Ваша востребованность на корпоративах стала меньше?
Да, раньше было много заказов от разнообразных госструктур, которые теперь просто боятся меня приглашать. Причем я не думаю, что на этот счет было какое-то распоряжение сверху, — скорее всего это обычная самоцензура, страх «как бы чего не вышло». Как говорил в свое время Довлатов: «Сталин, конечно, тиран, но кто написал миллион доносов?» Апофеозом этого страха стал случай, когда в Химках меня высадили из троллейбуса. Евгения Чирикова баллотировалась там в мэры, я приехала ее поддержать, села в троллейбус, чтобы раздавать листовки и общаться с людьми. И женщинаводитель ужасно испугалась, остановила троллейбус, объявила, что он сломался, и попросила пассажиров покинуть салон, а как только мы вышли, на всех парах сиганула дальше.
Вашу маму «ушли» из Совета Федерации во многом из-за вашей жизненной позиции. Она вас по-прежнему во всем поддерживает?
Ну, она же моя мама, ей деваться особо некуда. (Смеется.) Сейчас она читает курс лекций в Колумбийском университете в Нью-Йорке, можно сказать, встала на службу коварному Госдепу. Когда вернется, видимо, будет преподавать, заниматься Фондом Собчака в Петербурге.
Есть ощущение, что вы от любой работы получаете удовольствие.

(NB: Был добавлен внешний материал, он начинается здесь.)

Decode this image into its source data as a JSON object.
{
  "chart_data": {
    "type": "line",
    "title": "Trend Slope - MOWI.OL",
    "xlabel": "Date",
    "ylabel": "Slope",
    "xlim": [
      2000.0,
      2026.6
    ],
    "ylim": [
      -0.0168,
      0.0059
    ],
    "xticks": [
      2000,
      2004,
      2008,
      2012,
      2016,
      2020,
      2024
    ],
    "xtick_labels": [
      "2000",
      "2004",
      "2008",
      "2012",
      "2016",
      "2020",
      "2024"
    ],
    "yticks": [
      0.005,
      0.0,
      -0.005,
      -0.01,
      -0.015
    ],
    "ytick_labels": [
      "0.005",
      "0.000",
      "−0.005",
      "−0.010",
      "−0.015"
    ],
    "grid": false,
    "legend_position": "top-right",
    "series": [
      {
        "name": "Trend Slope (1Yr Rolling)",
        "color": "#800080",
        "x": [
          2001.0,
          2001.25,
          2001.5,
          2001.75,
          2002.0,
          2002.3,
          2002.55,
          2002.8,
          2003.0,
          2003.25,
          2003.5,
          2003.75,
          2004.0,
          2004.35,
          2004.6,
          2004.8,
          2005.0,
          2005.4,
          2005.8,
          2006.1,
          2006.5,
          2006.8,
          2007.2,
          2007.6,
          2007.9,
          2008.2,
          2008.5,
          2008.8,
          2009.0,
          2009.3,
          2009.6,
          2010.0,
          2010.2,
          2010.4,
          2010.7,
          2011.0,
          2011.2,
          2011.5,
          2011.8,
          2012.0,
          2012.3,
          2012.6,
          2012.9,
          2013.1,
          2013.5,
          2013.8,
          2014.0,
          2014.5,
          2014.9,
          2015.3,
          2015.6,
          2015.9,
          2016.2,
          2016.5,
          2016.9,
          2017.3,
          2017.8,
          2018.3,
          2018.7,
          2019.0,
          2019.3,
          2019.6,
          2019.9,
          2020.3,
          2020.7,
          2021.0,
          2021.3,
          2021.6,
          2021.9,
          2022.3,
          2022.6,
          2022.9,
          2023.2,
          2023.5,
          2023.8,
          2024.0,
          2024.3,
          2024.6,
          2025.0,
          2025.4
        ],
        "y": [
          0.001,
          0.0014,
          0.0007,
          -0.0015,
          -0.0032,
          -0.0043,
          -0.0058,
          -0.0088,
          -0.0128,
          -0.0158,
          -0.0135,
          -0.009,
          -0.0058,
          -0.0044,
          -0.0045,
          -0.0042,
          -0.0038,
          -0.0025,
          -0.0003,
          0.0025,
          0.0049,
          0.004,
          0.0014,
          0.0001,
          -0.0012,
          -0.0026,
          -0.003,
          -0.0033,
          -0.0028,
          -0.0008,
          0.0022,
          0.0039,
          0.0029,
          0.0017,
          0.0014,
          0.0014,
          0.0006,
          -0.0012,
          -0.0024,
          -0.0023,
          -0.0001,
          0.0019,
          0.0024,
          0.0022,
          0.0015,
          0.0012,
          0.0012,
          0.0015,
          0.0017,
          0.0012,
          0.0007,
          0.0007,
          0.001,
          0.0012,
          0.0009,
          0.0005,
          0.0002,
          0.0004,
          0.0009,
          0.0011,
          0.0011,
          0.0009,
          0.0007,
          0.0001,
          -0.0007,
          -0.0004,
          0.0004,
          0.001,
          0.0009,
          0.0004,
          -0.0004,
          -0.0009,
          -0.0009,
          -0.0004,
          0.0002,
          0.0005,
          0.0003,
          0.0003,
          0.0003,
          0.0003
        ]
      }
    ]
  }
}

Это действительно так. Я вообще считаю, что работа, которая занимает такую большую часть жизни, должна приносить удовольствие. Именно поэтому я очень рада, что избавилась от «Дома-2». Мне, как человеку, который все равно держится за материальные ценности, было тяжело отказаться от чемодана с деньгами, который и бросить не можешь, и тащить за собой уже не в состоянии. А они помогли мне, дали решимость отказаться от этого груза из прошлого. То, чем я занимаюсь сегодня, приносит мне настоящую радость. Когда я согласилась стать главным редактором журнала SNC, подписала жесткий контракт, в котором было зафиксировано даже количество часов, которые я должна проводить в редакции, — не люблю нарушать свои обязательства и хотела четко оговорить все еще на берегу. А сейчас меня за уши из редакции не вытащить, я сама вникаю во все процессы, у нас собрался потрясающий коллектив, и мне очень нравится то, что мы делаем. Так круто не продавать в очередной раз Ксению Собчак с ее умениями, а почувствовать энергию своего продукта, который можно взять в руки. Да, печатный глянец умирает, наверное, лет через пять произойдет переход к электронным версиям, но сам по себе этот жанр никуда не денется: люди всегда будут хотеть узнать о рынке потребления товаров класса люкс, о новых героях, о моде.